Del Vechio wants to make it clear that, when a child has not yet mastered language, it is normal for children to grab others and hug and need to be grabbed and hugged by their parents, but as they grow older, it is the parents who through language must explain to your children that not all friends want to be kissed profusely.

It is okay for parents to encourage their child to hug a preschool friend when meeting or leaving school as a welcome and farewell greeting. It’s also okay to encourage a child to ask questions before hugging and kissing the friend. But the therapist explains that what is also important is that the child understands that the problem is not in the affect, but in not asking permission.

What must be achieved is balance. In other words, make the child understand that showing affection is fine, since it is a value in friendship, but that respect for the other, their body and their personal space is essential.

On the other hand, teaching children not to be overly affectionate and demonstrative with anyone protects them from the dangers of giving too much confidence to a stranger. Also, the therapist recommends teaching children about the proper names of body parts, as well as the privacy of intimate areas and that no one should touch them under any point of view.

How to teach an overly loving child

  • Model good personal boundaries as well as physical boundaries with friends and other family members.

  • Do not react to boundary violations with anger but with sanity

  • Remind children that it is important to ask before hugging and kissing someone, and that it is about respect.

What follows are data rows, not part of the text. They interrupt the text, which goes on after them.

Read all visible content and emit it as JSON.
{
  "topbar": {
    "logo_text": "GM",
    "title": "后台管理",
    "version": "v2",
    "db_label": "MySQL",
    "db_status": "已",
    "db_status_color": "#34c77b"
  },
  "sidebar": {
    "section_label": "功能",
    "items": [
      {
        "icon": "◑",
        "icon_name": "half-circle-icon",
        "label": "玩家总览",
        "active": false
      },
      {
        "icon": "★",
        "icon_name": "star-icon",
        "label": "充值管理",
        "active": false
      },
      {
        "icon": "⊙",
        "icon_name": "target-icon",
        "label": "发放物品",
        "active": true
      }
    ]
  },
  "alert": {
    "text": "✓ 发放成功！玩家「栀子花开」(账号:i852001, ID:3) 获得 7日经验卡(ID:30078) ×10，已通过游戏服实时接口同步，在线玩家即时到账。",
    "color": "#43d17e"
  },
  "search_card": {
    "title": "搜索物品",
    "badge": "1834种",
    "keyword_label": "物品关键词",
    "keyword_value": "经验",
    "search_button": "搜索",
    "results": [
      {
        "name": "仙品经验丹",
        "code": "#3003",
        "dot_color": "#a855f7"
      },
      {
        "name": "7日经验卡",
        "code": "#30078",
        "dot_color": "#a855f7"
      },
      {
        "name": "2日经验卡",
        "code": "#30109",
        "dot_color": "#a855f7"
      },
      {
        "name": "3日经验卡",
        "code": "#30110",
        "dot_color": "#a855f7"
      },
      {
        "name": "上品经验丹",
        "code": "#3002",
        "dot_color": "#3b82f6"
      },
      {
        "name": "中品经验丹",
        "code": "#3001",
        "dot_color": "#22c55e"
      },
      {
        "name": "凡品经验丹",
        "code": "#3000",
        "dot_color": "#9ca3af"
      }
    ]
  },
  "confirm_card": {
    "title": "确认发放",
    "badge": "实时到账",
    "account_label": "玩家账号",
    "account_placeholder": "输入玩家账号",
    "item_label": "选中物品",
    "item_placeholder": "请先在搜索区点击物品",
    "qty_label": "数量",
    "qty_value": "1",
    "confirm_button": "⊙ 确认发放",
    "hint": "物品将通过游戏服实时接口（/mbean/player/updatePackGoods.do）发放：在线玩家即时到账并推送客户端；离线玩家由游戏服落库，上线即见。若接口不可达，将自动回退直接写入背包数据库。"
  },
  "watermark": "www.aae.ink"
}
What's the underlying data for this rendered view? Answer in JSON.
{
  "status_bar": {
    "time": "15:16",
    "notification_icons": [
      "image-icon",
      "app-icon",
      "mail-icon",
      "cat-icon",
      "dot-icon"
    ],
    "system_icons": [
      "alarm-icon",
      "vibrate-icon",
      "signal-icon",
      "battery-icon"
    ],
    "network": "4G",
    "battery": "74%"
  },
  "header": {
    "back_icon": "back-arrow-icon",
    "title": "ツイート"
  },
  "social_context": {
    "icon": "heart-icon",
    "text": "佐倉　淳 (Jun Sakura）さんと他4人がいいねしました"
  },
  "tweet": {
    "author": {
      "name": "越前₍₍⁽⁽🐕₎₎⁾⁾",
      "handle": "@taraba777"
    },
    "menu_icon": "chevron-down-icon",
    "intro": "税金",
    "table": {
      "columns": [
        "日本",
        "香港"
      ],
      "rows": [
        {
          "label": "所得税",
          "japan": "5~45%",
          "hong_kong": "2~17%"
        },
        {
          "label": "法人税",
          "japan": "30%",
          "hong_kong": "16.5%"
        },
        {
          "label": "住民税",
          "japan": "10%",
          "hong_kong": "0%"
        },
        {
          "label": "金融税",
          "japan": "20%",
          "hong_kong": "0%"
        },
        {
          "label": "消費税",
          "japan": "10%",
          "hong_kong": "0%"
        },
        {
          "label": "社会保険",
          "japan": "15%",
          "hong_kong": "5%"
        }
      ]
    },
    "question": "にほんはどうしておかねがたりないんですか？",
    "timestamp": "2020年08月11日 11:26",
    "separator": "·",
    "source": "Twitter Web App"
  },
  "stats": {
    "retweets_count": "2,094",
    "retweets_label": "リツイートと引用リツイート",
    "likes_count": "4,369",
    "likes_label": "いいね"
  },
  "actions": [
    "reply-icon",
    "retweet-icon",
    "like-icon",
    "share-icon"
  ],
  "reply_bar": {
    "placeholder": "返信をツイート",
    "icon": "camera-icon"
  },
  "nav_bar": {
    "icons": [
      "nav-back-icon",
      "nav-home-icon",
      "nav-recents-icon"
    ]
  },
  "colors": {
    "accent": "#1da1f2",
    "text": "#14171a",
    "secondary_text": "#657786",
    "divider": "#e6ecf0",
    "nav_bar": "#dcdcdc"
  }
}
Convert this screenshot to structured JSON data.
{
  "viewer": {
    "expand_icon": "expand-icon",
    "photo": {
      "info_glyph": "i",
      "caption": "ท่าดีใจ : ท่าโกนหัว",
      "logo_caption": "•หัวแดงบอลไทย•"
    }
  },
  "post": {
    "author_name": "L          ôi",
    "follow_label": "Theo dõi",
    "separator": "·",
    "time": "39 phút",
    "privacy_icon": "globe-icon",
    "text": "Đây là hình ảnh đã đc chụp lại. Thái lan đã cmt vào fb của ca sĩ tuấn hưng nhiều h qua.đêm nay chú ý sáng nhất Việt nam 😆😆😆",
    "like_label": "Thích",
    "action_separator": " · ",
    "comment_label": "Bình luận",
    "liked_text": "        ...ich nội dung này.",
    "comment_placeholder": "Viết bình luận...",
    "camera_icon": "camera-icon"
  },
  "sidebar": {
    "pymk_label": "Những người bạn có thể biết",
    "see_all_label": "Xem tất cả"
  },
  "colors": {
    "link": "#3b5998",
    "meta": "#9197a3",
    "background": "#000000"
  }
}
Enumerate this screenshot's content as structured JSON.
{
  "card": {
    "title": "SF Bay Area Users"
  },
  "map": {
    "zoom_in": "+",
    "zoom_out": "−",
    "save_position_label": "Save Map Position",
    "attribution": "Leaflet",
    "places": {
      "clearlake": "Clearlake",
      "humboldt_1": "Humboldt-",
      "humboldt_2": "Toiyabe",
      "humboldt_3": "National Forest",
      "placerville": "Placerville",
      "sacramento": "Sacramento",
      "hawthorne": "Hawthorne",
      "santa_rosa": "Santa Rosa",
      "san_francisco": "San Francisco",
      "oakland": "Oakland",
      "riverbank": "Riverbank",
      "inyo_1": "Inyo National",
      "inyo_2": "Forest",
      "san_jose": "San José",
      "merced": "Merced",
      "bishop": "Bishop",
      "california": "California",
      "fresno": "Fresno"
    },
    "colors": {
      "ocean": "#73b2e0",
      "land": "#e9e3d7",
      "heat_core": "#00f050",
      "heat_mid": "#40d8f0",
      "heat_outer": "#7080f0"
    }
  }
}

  • Be attentive to the teaching of the danger of kissing strangers and

  • Help children understand who to talk to if touched inappropriately.

And the other way around, too

Just as we teach our children not to be excessively affectionate and demonstrative with their friends or strangers, it is essential that parents create awareness about how many times children feel obliged to greet people they do not want.

It is very common for parents to tell their children “Say hello to uncle” “Give grandpa a hug.” And it often happens that many times the child does not want to, and parents force our children to do so. This leaves a double hidden message, since the child is learning that she does not own her body and that an adult can tell her what to do and who to kiss. It is not about instilling bad manners, but about respecting the child’s will and listening to his inner voice that tells him that for some reason he does not want to kiss that adult.